Vor meinem Albanien-Urlaub hatte ich übers Internet Kontakt zu Schweizer Missionaren geknüpft, die in Durres tätig sind. Diese nahmen mich zu einem Kindergottesdienst am Strand mit. Die Kinder waren außerordentlich diszipliniert. Es wurde eine biblische Geschichte erzählt und gesungen und es war großartig zu sehen, dass es in dem ehemals ersten atheistischen Staat Europas, wie Hodscha es nannte, Kinder gibt, die Gottes frohe Botschaft hören und sich zu Jesus Christus bekennen. In der Bibel (Rö 15,19) werden die Illyrer, also die Vorfahren der Albaner, sogar erwähnt. Vor knapp 2000 Jahren hat der Apostel Paulus im Gebiet des heutigen Albanien gepredigt. Schon im ersten Jahrhundert wohnten in Durres etwa 70 christliche Familien, hat man mir erzählt. Auf diesem Kindergottesdienst lernte ich übrigens eine junge albanische Christin kennen, die ausgezeichnet Deutsch sprach. Meinen letzten Urlaubstag verbrachte ich mit ihr am Strand von Golem und am Abend begleitete sie mich zum Hafen.

Auf der Fähre erwies es sich wieder als nützlich, sich beizeiten einen Schlafplatz auf den Stühlen zu suchen. Die Nachtschwärmer mussten mit dem Fußboden vorlieb nehmen. Es ist schon ein seltsames Gefühl, wenn man nachts mal raus muss und über mindestens zehn schlafende Menschen steigen muss. Ich hatte jedenfalls gut geschlafen und spazierte am Morgen auf dem Schiff herum, als ich von fern die italienische Küste sah. Und dann ging’s wieder mit dem Bus in Richtung Norden - leider.

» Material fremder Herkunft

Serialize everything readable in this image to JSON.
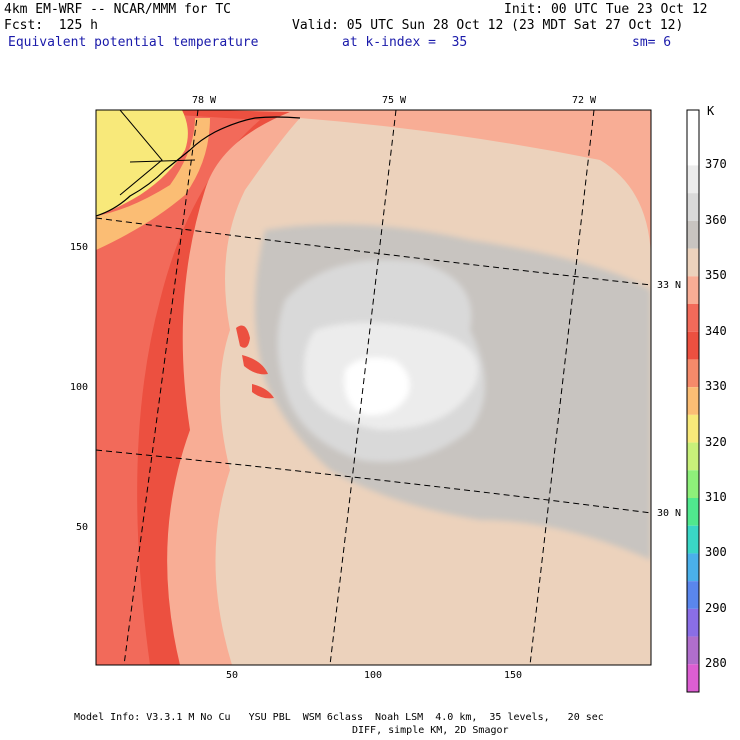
{
  "header": {
    "model": "4km EM-WRF -- NCAR/MMM for TC",
    "init": "Init: 00 UTC Tue 23 Oct 12",
    "fcst": "Fcst:  125 h",
    "valid": "Valid: 05 UTC Sun 28 Oct 12 (23 MDT Sat 27 Oct 12)",
    "field": "Equivalent potential temperature",
    "level": "at k-index =  35",
    "smooth": "sm= 6"
  },
  "map": {
    "lon_labels": [
      "78 W",
      "75 W",
      "72 W"
    ],
    "lat_labels": [
      "33 N",
      "30 N"
    ],
    "x_ticks": [
      "50",
      "100",
      "150"
    ],
    "y_ticks": [
      "150",
      "100",
      "50"
    ],
    "x_range": [
      0,
      200
    ],
    "y_range": [
      0,
      200
    ]
  },
  "colorbar": {
    "unit": "K",
    "levels": [
      {
        "label": "",
        "color": "#ffffff"
      },
      {
        "label": "370",
        "color": "#ffffff"
      },
      {
        "label": "",
        "color": "#ececec"
      },
      {
        "label": "360",
        "color": "#d9d9d9"
      },
      {
        "label": "",
        "color": "#c8c4c0"
      },
      {
        "label": "350",
        "color": "#ecd2bc"
      },
      {
        "label": "",
        "color": "#f8ad95"
      },
      {
        "label": "340",
        "color": "#f26a5a"
      },
      {
        "label": "",
        "color": "#ec5040"
      },
      {
        "label": "330",
        "color": "#f58a6a"
      },
      {
        "label": "",
        "color": "#fbbd74"
      },
      {
        "label": "320",
        "color": "#f8e97a"
      },
      {
        "label": "",
        "color": "#c8f07a"
      },
      {
        "label": "310",
        "color": "#8ef07a"
      },
      {
        "label": "",
        "color": "#50e88e"
      },
      {
        "label": "300",
        "color": "#3ad6c6"
      },
      {
        "label": "",
        "color": "#4ab0ea"
      },
      {
        "label": "290",
        "color": "#5a86ec"
      },
      {
        "label": "",
        "color": "#8a6ee6"
      },
      {
        "label": "280",
        "color": "#b06ecc"
      },
      {
        "label": "",
        "color": "#dc5ed2"
      }
    ]
  },
  "footer": {
    "line1": "Model Info: V3.3.1 M No Cu   YSU PBL  WSM 6class  Noah LSM  4.0 km,  35 levels,   20 sec",
    "line2": "DIFF, simple KM, 2D Smagor"
  },
  "colors": {
    "land": "#f8e97a",
    "outer": "#f26a5a",
    "deep_red": "#ec5040",
    "salmon": "#f8ad95",
    "tan": "#ecd2bc",
    "grey": "#c8c4c0",
    "light_grey": "#d9d9d9",
    "lighter": "#ececec",
    "white": "#ffffff"
  }
}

Zur Erinnerung an den herrlichen Strand habe ich mir ein paar Muscheln und ein wenig Sand mitgenommen, das Ganze in eine Glasschale getan, mit einer Kerze in der Mitte. Sieht toll aus und wenn mein Blick darauf fällt, denke ich schon wieder an den nächsten Albanien-Urlaub. Klar, mich zieht es wieder hin. Hoffentlich kann ich im nächsten Sommer etwas mehr Albanisch.

Mirupafshim!

Tabea Kunz

Ferien in Albanien (Golem)

In diesem Jahr (08) verbrachten wir, ich mein Mann und unsre zwei Kinder wunderschöne Ferien in Albanien- Golem.

Als CH- Family sind wir schon viel in der Welt rumgekommen, haben viele schöne Urlaube am Meer wie Mallorca, Gran Canaria, St.Tropez e.t.c. verbracht. Durch Bekanntschaft ist uns dies Land empfohlen worden, und wir dachten warum nicht, den wir probieren immer gerne etwas neues aus.


Und die Überraschung war gross, den der endlose lange Strand, das gepflegte Hotel Oaz mit Swimming Pool direkt am sauberen Meer, der Sevice (immer freundlich, präzise und schnell) das Essen, und vorallem die Preise sind unschlagbar. Wir können vom ganzem Herzen sagen, dass Albanien unser Favorit für Ferien geworden ist.